QS152. C-Reactive Protein Induces Endothelial Dysfunction Through Downregulation of eNOS Expression and Increase of Oxidative Stress in PorcinePulmonary Arteries

Abstract

Introduction: C-reactive protein (CRP) is a potent acute phase reactant released in the setting of an inflammatory response. It is also associated with the pathogenesis of vascular disease and potentiates the progression of pulmonary pathology in acute lung injury, sepsis, pulmonary artery hypertension and acute respiratory distress syndrome (ARDS). However, it is unclear whether CRP directly induces endothelial dysfunction in the pulmonary system. The objective of this study was to determine the effect and molecular mechanisms of CRP on endothelial functions in porcine pulmonary arteries (PPA).
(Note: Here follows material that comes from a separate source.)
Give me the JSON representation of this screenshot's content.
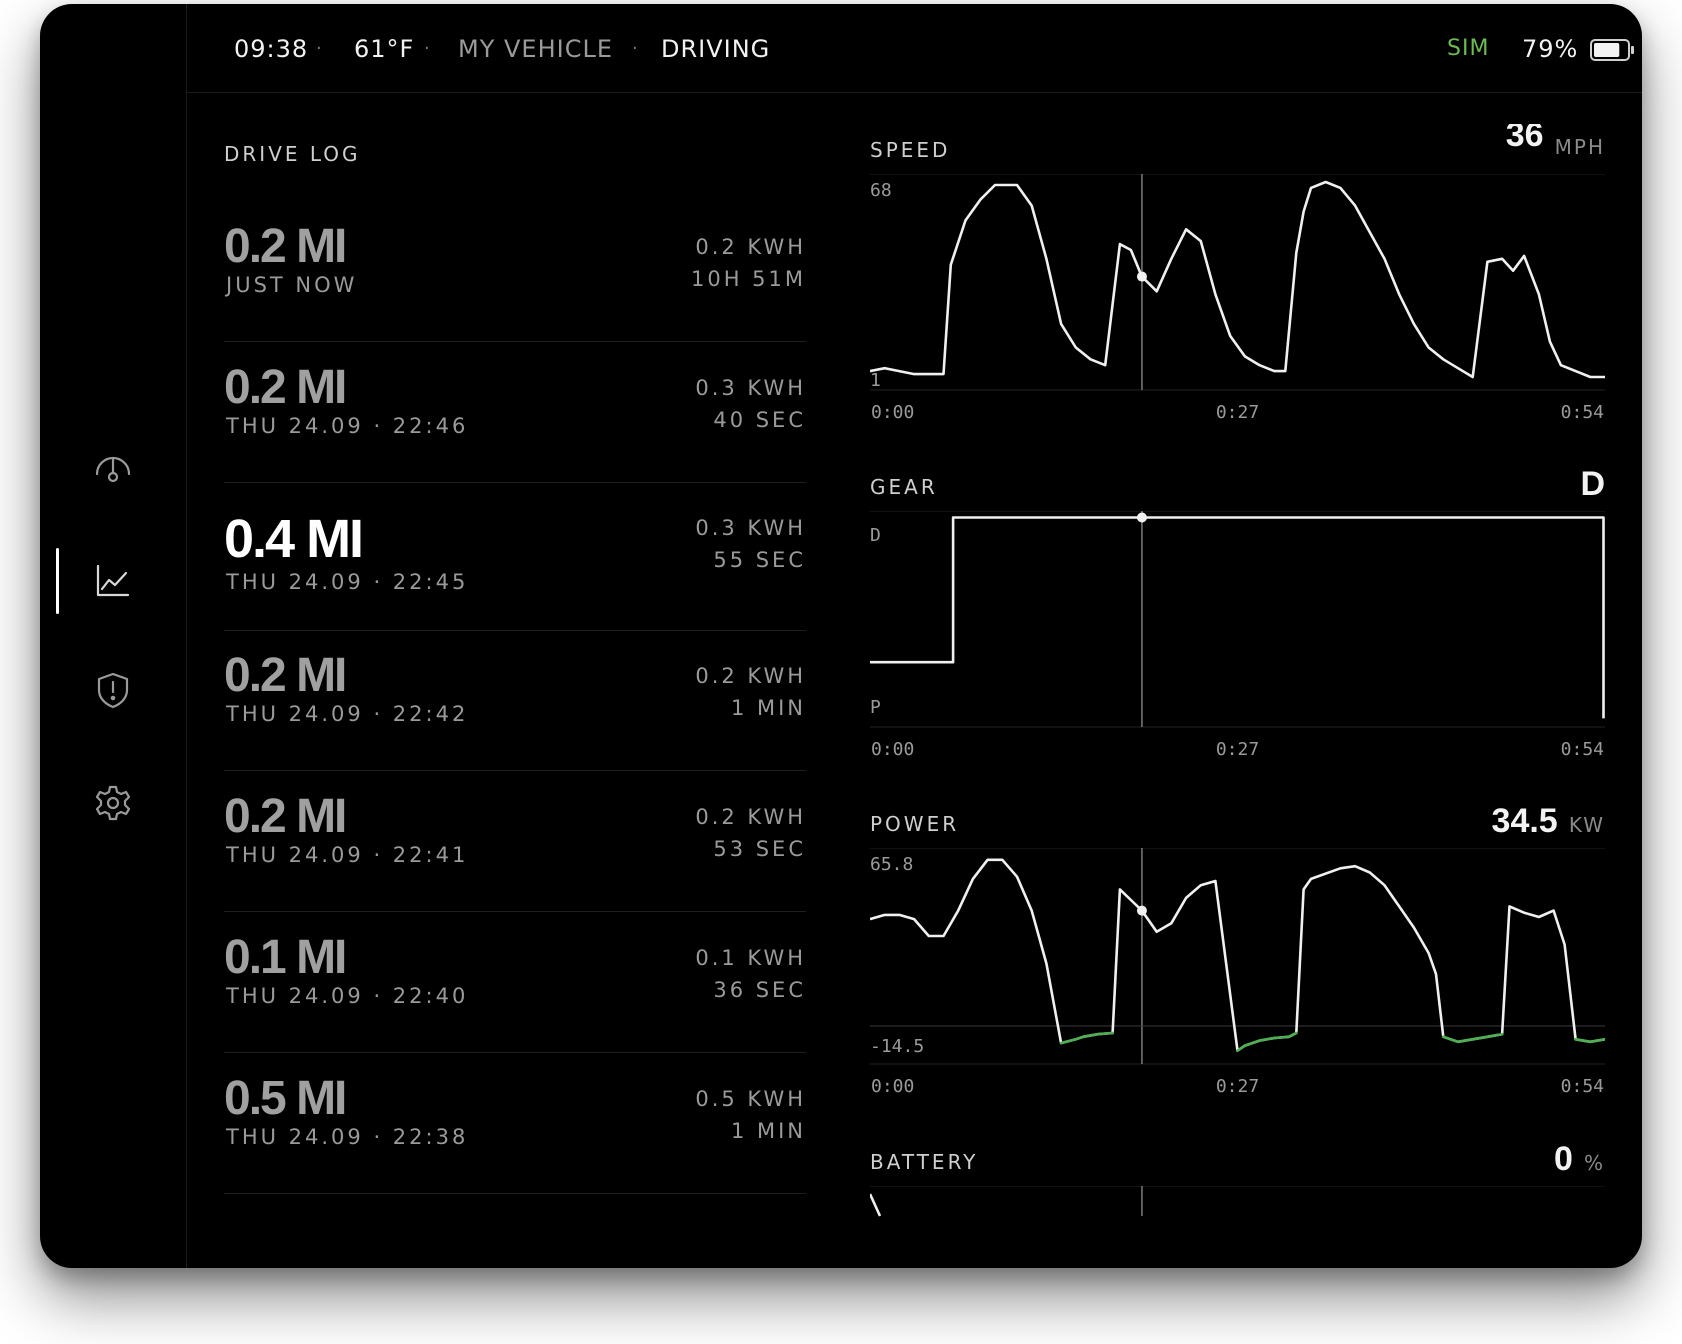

Methods: PPA 5-mm rings were incubated with increasing concentrations of human CRP (1, 10, and 25 μg/mL). A myograph tension system was utilized to evaluate vasomotor function of the PPA rings. Each PPA group was evaluated for vessel contraction induced by a thromboxane analog (U46619) and vasorelaxation by bradykinin or sodium nitroprusside (SNP). The endothelial nitric oxide synthase (eNOS) expression was measured using real time PCR. Superoxide anion (O−2) production was analyzed by the lucegenin-enhanced chemiluminescence method. Results: In response to 10−6 M bradykinin, endothelium-dependent vasorelaxation of the PPA rings decreased by 25%, and 53% at CRP concentrations of 10 and 25 μg/mL, respectively, compared with untreated controls (P<0.05). CRP did not alter maximum vessel contraction in response to U46619. Endothelium-independent relaxation in response to SNP did not show significant changes between treated and control groups. Expression of eNOS mRNA was reduced by 14% and 58% at CRP concentrations of 10 and 25 μg/mL, respectively, compared with controls in PPA. O−2 production was increased by 70% and 146% in similarly treated PPA rings at equivalent CRP concentrations of 10 and 25 μg (P<0.05). Conclusions: CRP at clinically relevant concentrations impairs endothelium-dependent vasorelaxation in PPA. This endothelial dysfunction is associated with decreased eNOS expression as well as increased free radical production in CRP-treated PPA. These findings suggest that CRP may propagate pulmonary artery endothelial dysfunction during inflammation, thereby contributing to the pulmonary pathology.